- Original title: Đông Triều phế tự lục
- Country: Vietnam
- Language: Sino-Vietnamese
- Genres: Chuanqi, historical fantasy

Publication
- Published in: Truyền kỳ mạn lục
- Publication date: 16th century

Chronology
| The Tale of the Conversation with a Woodcutter at Na Mountain | The Story of Thúy Tiêu |

= The Tale of the Abandoned Pagoda in Đông Triều =

Vietnamese folktale

The Tale of the Abandoned Pagoda in Đông Triều (東潮廢寺傳, Đông Triều phế tự lục) is a Vietnamese legend told in Truyền kỳ mạn lục by Nguyễn Dữ in the 16th century.

== In Truyền kỳ mạn lục ==
The Tale of the Abandoned Pagoda in Đông Triều is the thirteenth story of Nguyễn Dữ's Truyền kỳ mạn lục collection, published in the third volume.
In the Trần dynasty, Buddhism overgrows. Pagodas are built everywhere while nearly half of the population become monks, especially in Đông Triều District, where followers and worshipers are very devoted. However, by the times of Giản Định Đế, the country has been engulfed in the flames of war, and most pagodas are abandoned. After the war, people return to their home to rebuild, and Văn Tư Lập is appointed the head official of Đông Triều.

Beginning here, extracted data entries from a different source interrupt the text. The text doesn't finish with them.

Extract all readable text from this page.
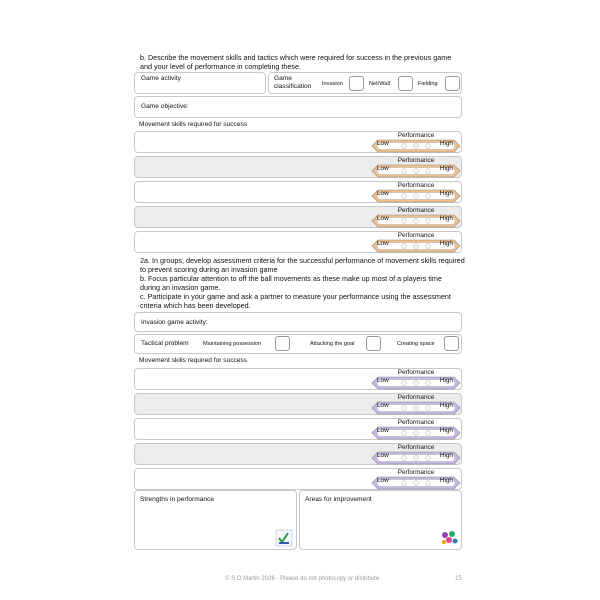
b. Describe the movement skills and tactics which were required for success in the previous game and your level of performance in completing these.
Game activity	Game classification	Invasion	Net/Wall	Fielding
Game objective:
Movement skills required for success
Performance
Low	High
Performance
Low	High
Performance
Low	High
Performance
Low	High
Performance
Low	High
2a. In groups, develop assessment criteria for the successful performance of movement skills required
to prevent scoring during an invasion game
b. Focus particular attention to off the ball movements as these make up most of a players time
during an invasion game.
c. Participate in your game and ask a partner to measure your performance using the assessment
criteria which has been developed.
Invasion game activity:
Tactical problem	Maintaining possession	Attacking the goal	Creating space
Movement skills required for success
Performance
Low	High
Performance
Low	High
Performance
Low	High
Performance
Low	High
Performance
Low	High
Strengths in performance	Areas for improvement
© S O Martin 2026 - Please do not photocopy or distribute	15
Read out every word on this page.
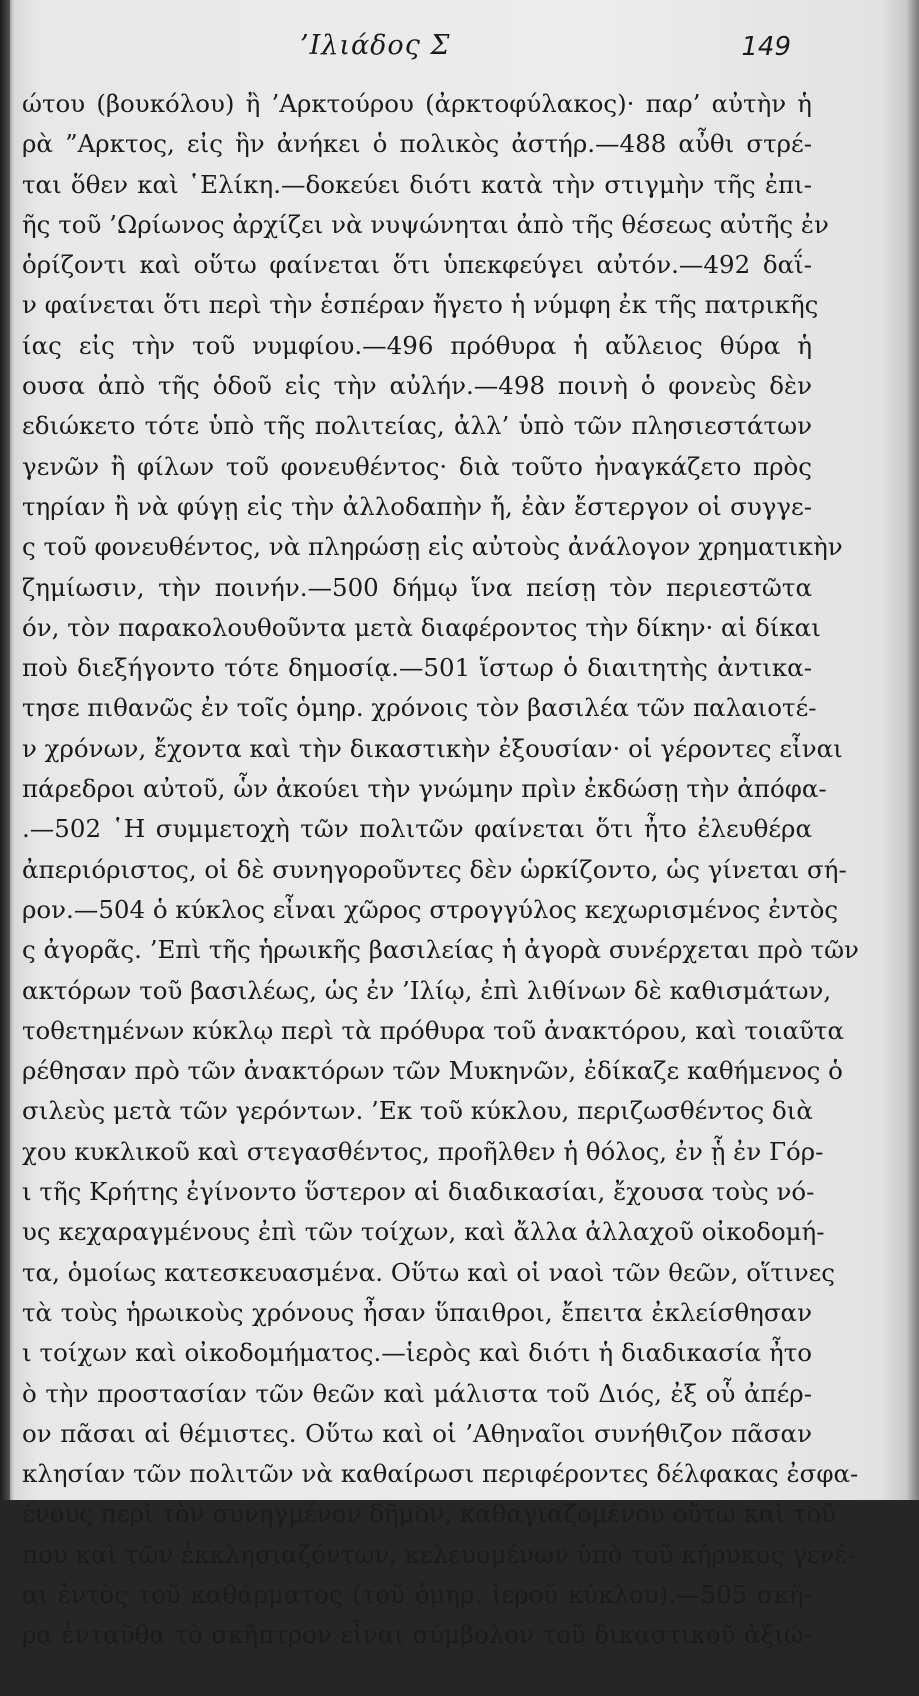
’Ιλιάδος Σ	149
ώτου (βουκόλου) ἢ ’Αρκτούρου (ἀρκτοφύλακος)· παρ’ αὐτὴν ἡ
ρὰ ”Αρκτος, εἰς ἣν ἀνήκει ὁ πολικὸς ἀστήρ.—488 αὖθι στρέ-
ται ὅθεν καὶ ῾Ελίκη.—δοκεύει διότι κατὰ τὴν στιγμὴν τῆς ἐπι-
ῆς τοῦ ’Ωρίωνος ἀρχίζει νὰ νυψώνηται ἀπὸ τῆς θέσεως αὐτῆς ἐν
ὁρίζοντι καὶ οὕτω φαίνεται ὅτι ὑπεκφεύγει αὐτόν.—492 δαΐ-
ν φαίνεται ὅτι περὶ τὴν ἑσπέραν ἤγετο ἡ νύμφη ἐκ τῆς πατρικῆς
ίας εἰς τὴν τοῦ νυμφίου.—496 πρόθυρα ἡ αὔλειος θύρα ἡ
ουσα ἀπὸ τῆς ὁδοῦ εἰς τὴν αὐλήν.—498 ποινὴ ὁ φονεὺς δὲν
εδιώκετο τότε ὑπὸ τῆς πολιτείας, ἀλλ’ ὑπὸ τῶν πλησιεστάτων
γενῶν ἢ φίλων τοῦ φονευθέντος· διὰ τοῦτο ἠναγκάζετο πρὸς
τηρίαν ἢ νὰ φύγῃ εἰς τὴν ἀλλοδαπὴν ἤ, ἐὰν ἔστεργον οἱ συγγε-
ς τοῦ φονευθέντος, νὰ πληρώσῃ εἰς αὐτοὺς ἀνάλογον χρηματικὴν
ζημίωσιν, τὴν ποινήν.—500 δήμῳ ἵνα πείσῃ τὸν περιεστῶτα
όν, τὸν παρακολουθοῦντα μετὰ διαφέροντος τὴν δίκην· αἱ δίκαι
ποὺ διεξήγοντο τότε δημοσίᾳ.—501 ἵστωρ ὁ διαιτητὴς ἀντικα-
τησε πιθανῶς ἐν τοῖς ὁμηρ. χρόνοις τὸν βασιλέα τῶν παλαιοτέ-
ν χρόνων, ἔχοντα καὶ τὴν δικαστικὴν ἐξουσίαν· οἱ γέροντες εἶναι
πάρεδροι αὐτοῦ, ὧν ἀκούει τὴν γνώμην πρὶν ἐκδώσῃ τὴν ἀπόφα-
.—502 ῾Η συμμετοχὴ τῶν πολιτῶν φαίνεται ὅτι ἦτο ἐλευθέρα
ἀπεριόριστος, οἱ δὲ συνηγοροῦντες δὲν ὡρκίζοντο, ὡς γίνεται σή-
ρον.—504 ὁ κύκλος εἶναι χῶρος στρογγύλος κεχωρισμένος ἐντὸς
ς ἀγορᾶς. ’Επὶ τῆς ἡρωικῆς βασιλείας ἡ ἀγορὰ συνέρχεται πρὸ τῶν
ακτόρων τοῦ βασιλέως, ὡς ἐν ’Ιλίῳ, ἐπὶ λιθίνων δὲ καθισμάτων,
τοθετημένων κύκλῳ περὶ τὰ πρόθυρα τοῦ ἀνακτόρου, καὶ τοιαῦτα
ρέθησαν πρὸ τῶν ἀνακτόρων τῶν Μυκηνῶν, ἐδίκαζε καθήμενος ὁ
σιλεὺς μετὰ τῶν γερόντων. ’Εκ τοῦ κύκλου, περιζωσθέντος διὰ
χου κυκλικοῦ καὶ στεγασθέντος, προῆλθεν ἡ θόλος, ἐν ᾗ ἐν Γόρ-
ι τῆς Κρήτης ἐγίνοντο ὕστερον αἱ διαδικασίαι, ἔχουσα τοὺς νό-
υς κεχαραγμένους ἐπὶ τῶν τοίχων, καὶ ἄλλα ἀλλαχοῦ οἰκοδομή-
τα, ὁμοίως κατεσκευασμένα. Οὕτω καὶ οἱ ναοὶ τῶν θεῶν, οἵτινες
τὰ τοὺς ἡρωικοὺς χρόνους ἦσαν ὕπαιθροι, ἔπειτα ἐκλείσθησαν
ι τοίχων καὶ οἰκοδομήματος.—ἱερὸς καὶ διότι ἡ διαδικασία ἦτο
ὸ τὴν προστασίαν τῶν θεῶν καὶ μάλιστα τοῦ Διός, ἐξ οὗ ἀπέρ-
ον πᾶσαι αἱ θέμιστες. Οὕτω καὶ οἱ ’Αθηναῖοι συνήθιζον πᾶσαν
κλησίαν τῶν πολιτῶν νὰ καθαίρωσι περιφέροντες δέλφακας ἐσφα-
ένους περὶ τὸν συνηγμένον δῆμον, καθαγιαζομένου οὕτω καὶ τοῦ
που καὶ τῶν ἐκκλησιαζόντων, κελευομένων ὑπὸ τοῦ κήρυκος γενέ-
αι ἐντὸς τοῦ καθάρματος (τοῦ ὁμηρ. ἱεροῦ κύκλου).—505 σκῆ-
ρα ἐνταῦθα τὸ σκῆπτρον εἶναι σύμβολον τοῦ δικαστικοῦ ἀξιώ-
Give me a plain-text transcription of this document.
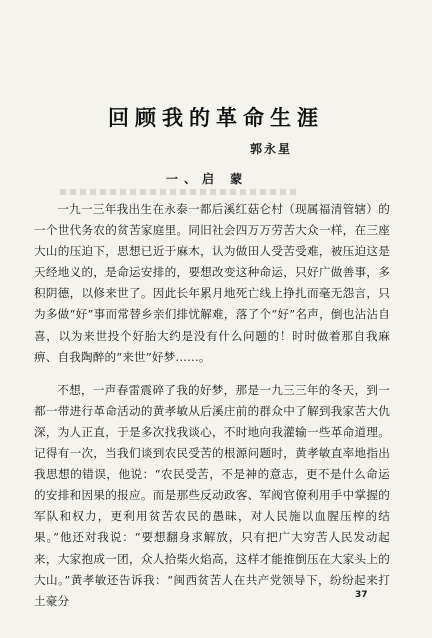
回顾我的革命生涯
郭永星
一、启 蒙

一九一三年我出生在永泰一都后溪红菇仑村（现属福清管辖）的一个世代务农的贫苦家庭里。同旧社会四万万劳苦大众一样，在三座大山的压迫下，思想已近于麻木，认为做田人受苦受难，被压迫这是天经地义的，是命运安排的，要想改变这种命运，只好广做善事，多积阴德，以修来世了。因此长年累月地死亡线上挣扎而毫无怨言，只为多做“好”事而常替乡亲们排忧解难，落了个“好”名声，倒也沾沾自喜，以为来世投个好胎大约是没有什么问题的！时时做着那自我麻痹、自我陶醉的“来世”好梦……。

不想，一声春雷震碎了我的好梦，那是一九三三年的冬天，到一都一带进行革命活动的黄孝敏从后溪庄前的群众中了解到我家苦大仇深，为人正直，于是多次找我谈心，不时地向我灌输一些革命道理。记得有一次，当我们谈到农民受苦的根源问题时，黄孝敏直率地指出我思想的错误，他说：“农民受苦，不是神的意志，更不是什么命运的安排和因果的报应。而是那些反动政客、军阀官僚利用手中掌握的军队和权力，更利用贫苦农民的愚昧，对人民施以血腥压榨的结果。”他还对我说：“要想翻身求解放，只有把广大穷苦人民发动起来，大家抱成一团，众人拾柴火焰高，这样才能推倒压在大家头上的大山。”黄孝敏还告诉我：“闽西贫苦人在共产党领导下，纷纷起来打土豪分	37
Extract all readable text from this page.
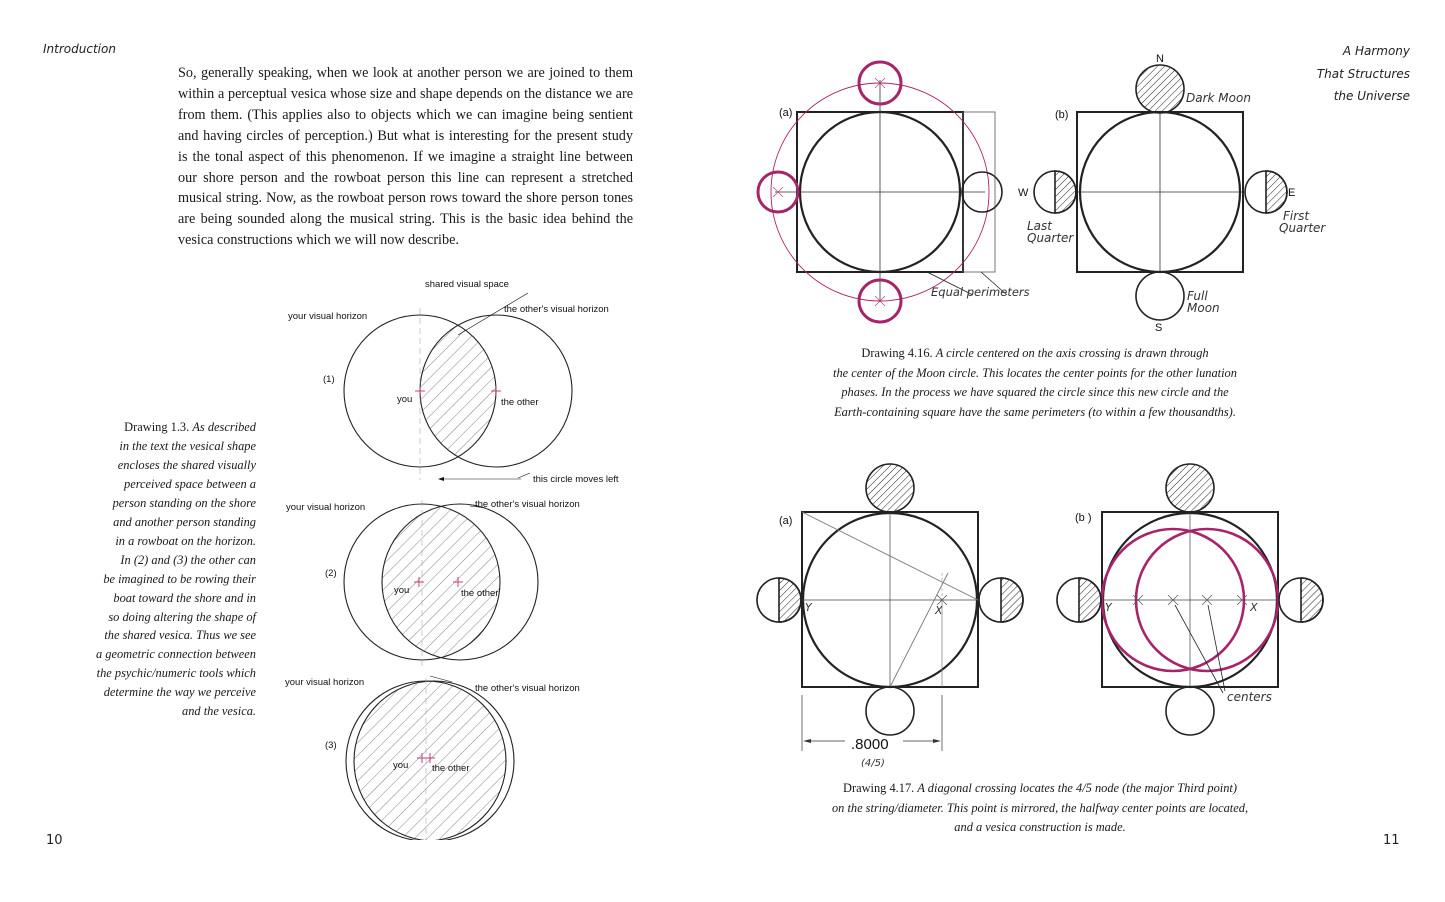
Introduction
So, generally speaking, when we look at another person we are joined to them
within a perceptual vesica whose size and shape depends on the distance we are
from them. (This applies also to objects which we can imagine being sentient
and having circles of perception.) But what is interesting for the present study
is the tonal aspect of this phenomenon. If we imagine a straight line between
our shore person and the rowboat person this line can represent a stretched
musical string. Now, as the rowboat person rows toward the shore person tones
are being sounded along the musical string. This is the basic idea behind the
vesica constructions which we will now describe.
shared visual space
your visual horizon
the other's visual horizon
(1)
you	the other
this circle moves left
your visual horizon	the other's visual horizon
(2)
you	the other
your visual horizon
the other's visual horizon
(3)
you the other
Drawing 1.3. As described
in the text the vesical shape
encloses the shared visually
perceived space between a
person standing on the shore
and another person standing
in a rowboat on the horizon.
In (2) and (3) the other can
be imagined to be rowing their
boat toward the shore and in
so doing altering the shape of
the shared vesica. Thus we see
a geometric connection between
the psychic/numeric tools which
determine the way we perceive
and the vesica.
10
A Harmony
That Structures
the Universe
(a)
Equal perimeters
(b)
N
S
W	E
Dark Moon
Last
Quarter
First
Quarter
Full
Moon
Drawing 4.16. A circle centered on the axis crossing is drawn through
the center of the Moon circle. This locates the center points for the other lunation
phases. In the process we have squared the circle since this new circle and the
Earth-containing square have the same perimeters (to within a few thousandths).
(a)
Y	X
.8000
(4/5)
(b )
Y	X
centers
Drawing 4.17. A diagonal crossing locates the 4/5 node (the major Third point)
on the string/diameter. This point is mirrored, the halfway center points are located,
and a vesica construction is made.
11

After a year, thefts happen regularly, but Văn Tư Lập could not stop them. As the cases become more severe, Tư Lập realizes that the thieves are not mortals, but demons. He invites many exorcists to repel the demons to no avail. The mandarin then hears that a wiseman in Kim Thành District is good at divination, so he comes to seek his advice. The wiseman tells him to go to the South from the district's left gate next morning, and look for a horseman wearing duffel cloth and carrying a leather bag. After a whole day of searching, Tư Lập finally sees such man emerging from the mountain. Although the man says he is a mere hunter, the mandarin insists to bring him back to his office. The man is treated like a god, but he feels guilty, so he sneaks out and runs away at night.

On the run, he sees three figures gathering by a lake to catch and eat fish. Two of them complain of the vegetarian offerings they used to have, while the other one lamenting the lack of offerings to him lately. They plan to go to the sugarcane field to steal, but the man uses his bow to shoot and hit two of them, forcing the gang to flee. The man and villagers trace the wounded ones to an abandoned pagoda, where they see two crooked Dharmapala statues, each stuck with an arrow. The villagers topple the statues, which lament the betrayal of the sea god, so they come to the sea god's temple and destroy the statue there as well. The mandarin rewards the man handsomely, and no demonic activities have occurred since then.